Doping is rampant in weight lifting, and China is hardly the only country to have been caught. But an individual making the decision to take drugs is not the same as children being directed to do so by the state.

For the Chinese sports machine, all those punishing years of effort can still be foiled in the heat of Olympic competition. On Monday in Tokyo, Liao, the lifter in the 55-kilogram division, began the event as the reigning world champion. Two days before, in a lighter weight class, Hou had taken the gold.

Liao marched onto the stage on Monday with an expression that hovered between resolve and resignation.
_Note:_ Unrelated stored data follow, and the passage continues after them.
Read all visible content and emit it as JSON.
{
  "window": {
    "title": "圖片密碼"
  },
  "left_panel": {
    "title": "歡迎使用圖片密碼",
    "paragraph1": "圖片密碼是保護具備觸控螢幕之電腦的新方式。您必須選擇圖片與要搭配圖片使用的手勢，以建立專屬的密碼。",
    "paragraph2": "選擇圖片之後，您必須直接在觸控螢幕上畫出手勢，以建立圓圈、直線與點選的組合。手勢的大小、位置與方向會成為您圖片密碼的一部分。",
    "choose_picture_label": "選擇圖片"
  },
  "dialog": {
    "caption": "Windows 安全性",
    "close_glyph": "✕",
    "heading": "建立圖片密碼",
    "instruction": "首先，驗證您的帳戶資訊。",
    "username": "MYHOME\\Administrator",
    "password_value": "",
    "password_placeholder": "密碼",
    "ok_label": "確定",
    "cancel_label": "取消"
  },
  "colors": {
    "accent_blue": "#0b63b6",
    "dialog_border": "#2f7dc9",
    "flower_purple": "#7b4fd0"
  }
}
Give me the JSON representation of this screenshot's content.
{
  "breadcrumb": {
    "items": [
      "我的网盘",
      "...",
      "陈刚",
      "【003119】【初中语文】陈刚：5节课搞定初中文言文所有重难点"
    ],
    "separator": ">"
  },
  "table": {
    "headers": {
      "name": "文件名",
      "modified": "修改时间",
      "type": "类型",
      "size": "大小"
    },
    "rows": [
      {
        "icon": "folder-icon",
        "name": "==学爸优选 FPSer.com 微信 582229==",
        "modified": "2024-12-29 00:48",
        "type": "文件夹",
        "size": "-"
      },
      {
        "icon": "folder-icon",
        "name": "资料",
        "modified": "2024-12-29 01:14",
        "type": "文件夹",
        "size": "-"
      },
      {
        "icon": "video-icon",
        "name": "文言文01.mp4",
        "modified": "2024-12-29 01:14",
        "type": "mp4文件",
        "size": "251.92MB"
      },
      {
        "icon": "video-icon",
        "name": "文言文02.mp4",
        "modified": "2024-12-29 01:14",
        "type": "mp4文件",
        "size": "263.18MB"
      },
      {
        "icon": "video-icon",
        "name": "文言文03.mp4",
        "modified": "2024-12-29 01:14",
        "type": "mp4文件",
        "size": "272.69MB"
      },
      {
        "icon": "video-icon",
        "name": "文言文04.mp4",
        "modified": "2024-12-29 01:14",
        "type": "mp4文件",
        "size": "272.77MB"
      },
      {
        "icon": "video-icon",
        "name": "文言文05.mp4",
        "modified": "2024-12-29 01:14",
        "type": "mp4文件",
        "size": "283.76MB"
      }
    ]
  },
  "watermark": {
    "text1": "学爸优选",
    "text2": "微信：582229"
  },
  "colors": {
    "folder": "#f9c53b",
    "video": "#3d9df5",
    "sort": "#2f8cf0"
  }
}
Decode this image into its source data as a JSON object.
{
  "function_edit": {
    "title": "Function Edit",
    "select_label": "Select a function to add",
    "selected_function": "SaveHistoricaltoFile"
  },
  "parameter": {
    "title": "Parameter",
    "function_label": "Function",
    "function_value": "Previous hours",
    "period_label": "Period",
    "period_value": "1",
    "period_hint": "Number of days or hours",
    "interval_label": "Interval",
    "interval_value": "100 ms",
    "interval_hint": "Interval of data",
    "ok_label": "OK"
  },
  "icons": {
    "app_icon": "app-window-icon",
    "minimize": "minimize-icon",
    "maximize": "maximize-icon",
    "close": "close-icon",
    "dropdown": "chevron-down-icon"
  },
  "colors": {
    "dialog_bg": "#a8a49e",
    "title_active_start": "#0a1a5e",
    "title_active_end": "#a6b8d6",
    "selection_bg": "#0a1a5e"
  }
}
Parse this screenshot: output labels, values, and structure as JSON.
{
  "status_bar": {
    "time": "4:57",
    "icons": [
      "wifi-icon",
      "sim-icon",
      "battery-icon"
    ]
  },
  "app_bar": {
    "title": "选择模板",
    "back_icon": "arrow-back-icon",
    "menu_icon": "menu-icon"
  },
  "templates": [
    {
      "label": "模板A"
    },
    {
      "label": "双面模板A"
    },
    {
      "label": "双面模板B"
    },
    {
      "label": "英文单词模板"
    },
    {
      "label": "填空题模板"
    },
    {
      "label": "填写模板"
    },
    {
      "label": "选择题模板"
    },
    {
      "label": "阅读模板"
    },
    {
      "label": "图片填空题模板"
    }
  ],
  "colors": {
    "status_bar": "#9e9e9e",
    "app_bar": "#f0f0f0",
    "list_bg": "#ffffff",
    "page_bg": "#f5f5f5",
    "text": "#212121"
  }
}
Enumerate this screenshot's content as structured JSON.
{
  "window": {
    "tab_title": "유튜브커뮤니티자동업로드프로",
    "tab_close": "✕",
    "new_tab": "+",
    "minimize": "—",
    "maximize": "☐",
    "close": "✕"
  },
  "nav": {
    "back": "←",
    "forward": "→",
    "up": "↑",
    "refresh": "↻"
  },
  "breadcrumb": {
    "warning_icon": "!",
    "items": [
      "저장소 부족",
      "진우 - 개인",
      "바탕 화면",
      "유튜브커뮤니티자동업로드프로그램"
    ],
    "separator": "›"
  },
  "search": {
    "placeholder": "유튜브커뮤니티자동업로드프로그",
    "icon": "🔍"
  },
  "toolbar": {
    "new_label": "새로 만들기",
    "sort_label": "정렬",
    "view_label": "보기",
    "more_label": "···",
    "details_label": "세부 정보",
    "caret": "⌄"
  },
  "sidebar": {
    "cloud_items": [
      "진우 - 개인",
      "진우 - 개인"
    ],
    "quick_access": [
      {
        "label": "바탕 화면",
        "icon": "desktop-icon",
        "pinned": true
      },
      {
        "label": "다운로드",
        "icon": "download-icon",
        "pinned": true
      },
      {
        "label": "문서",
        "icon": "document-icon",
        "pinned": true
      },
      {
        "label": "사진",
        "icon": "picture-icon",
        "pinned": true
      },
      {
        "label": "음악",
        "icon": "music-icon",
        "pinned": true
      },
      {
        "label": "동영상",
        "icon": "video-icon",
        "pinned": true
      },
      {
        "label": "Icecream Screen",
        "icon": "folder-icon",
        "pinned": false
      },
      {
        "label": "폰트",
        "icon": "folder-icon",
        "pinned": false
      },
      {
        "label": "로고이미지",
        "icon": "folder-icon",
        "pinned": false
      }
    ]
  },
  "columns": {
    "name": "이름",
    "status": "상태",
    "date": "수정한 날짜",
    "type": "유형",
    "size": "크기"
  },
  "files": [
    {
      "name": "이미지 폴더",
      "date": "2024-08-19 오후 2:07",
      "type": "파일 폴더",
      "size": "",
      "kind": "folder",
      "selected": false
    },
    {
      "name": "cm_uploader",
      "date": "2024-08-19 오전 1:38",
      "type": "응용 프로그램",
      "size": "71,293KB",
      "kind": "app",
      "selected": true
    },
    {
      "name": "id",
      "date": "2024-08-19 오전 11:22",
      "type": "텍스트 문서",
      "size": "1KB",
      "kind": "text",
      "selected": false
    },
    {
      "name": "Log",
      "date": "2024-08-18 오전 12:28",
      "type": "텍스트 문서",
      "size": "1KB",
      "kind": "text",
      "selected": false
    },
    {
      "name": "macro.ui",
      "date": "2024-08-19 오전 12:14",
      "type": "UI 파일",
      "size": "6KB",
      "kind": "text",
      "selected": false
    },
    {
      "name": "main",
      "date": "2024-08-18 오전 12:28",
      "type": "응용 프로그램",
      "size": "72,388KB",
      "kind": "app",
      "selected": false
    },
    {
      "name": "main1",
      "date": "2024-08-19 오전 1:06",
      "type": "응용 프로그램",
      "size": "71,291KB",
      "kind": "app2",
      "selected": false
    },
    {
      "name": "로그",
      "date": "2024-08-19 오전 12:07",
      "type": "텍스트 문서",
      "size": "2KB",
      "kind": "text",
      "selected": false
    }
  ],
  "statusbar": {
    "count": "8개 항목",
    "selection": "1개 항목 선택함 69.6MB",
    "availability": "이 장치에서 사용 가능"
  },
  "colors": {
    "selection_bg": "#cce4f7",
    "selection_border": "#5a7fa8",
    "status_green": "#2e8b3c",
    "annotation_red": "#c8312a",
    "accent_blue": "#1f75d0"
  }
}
In the last moments of competition, a Philippine rival surpassed her to claim gold.

Afterward, Liao, 26, stood crying, her breath jagged. Her coach wrapped her arm around Liao and sobbed, too. Eventually, Liao, red-eyed, took questions from Chinese reporters. A silver was a great achievement, one journalist said. Liao looked at the floor.

“Today, I did my best,” she said. The tears flowed again.

The trauma of all those years fighting the unforgiving force of mass and gravity weighed on Liao’s body.

“They’ve been there for years,” she said of her injuries. “Over and over again.”

But unlike Simone Biles or Naomi Osaka, high-profile Olympians who have spoken of the emotional strain of so much pressure, Liao did not address the mental toll of what she has done, day after day, since she was a little girl.

Liao sighed. She wiped her eyes with the sleeve of her uniform. The National Games were coming up, she said, and she would be representing her home province of Hunan. Sports funding for China’s provinces depends in part on how each does in the National Games.

The Olympics were over for her. She had a new job to do.

Amy Chang Chien contributed reporting.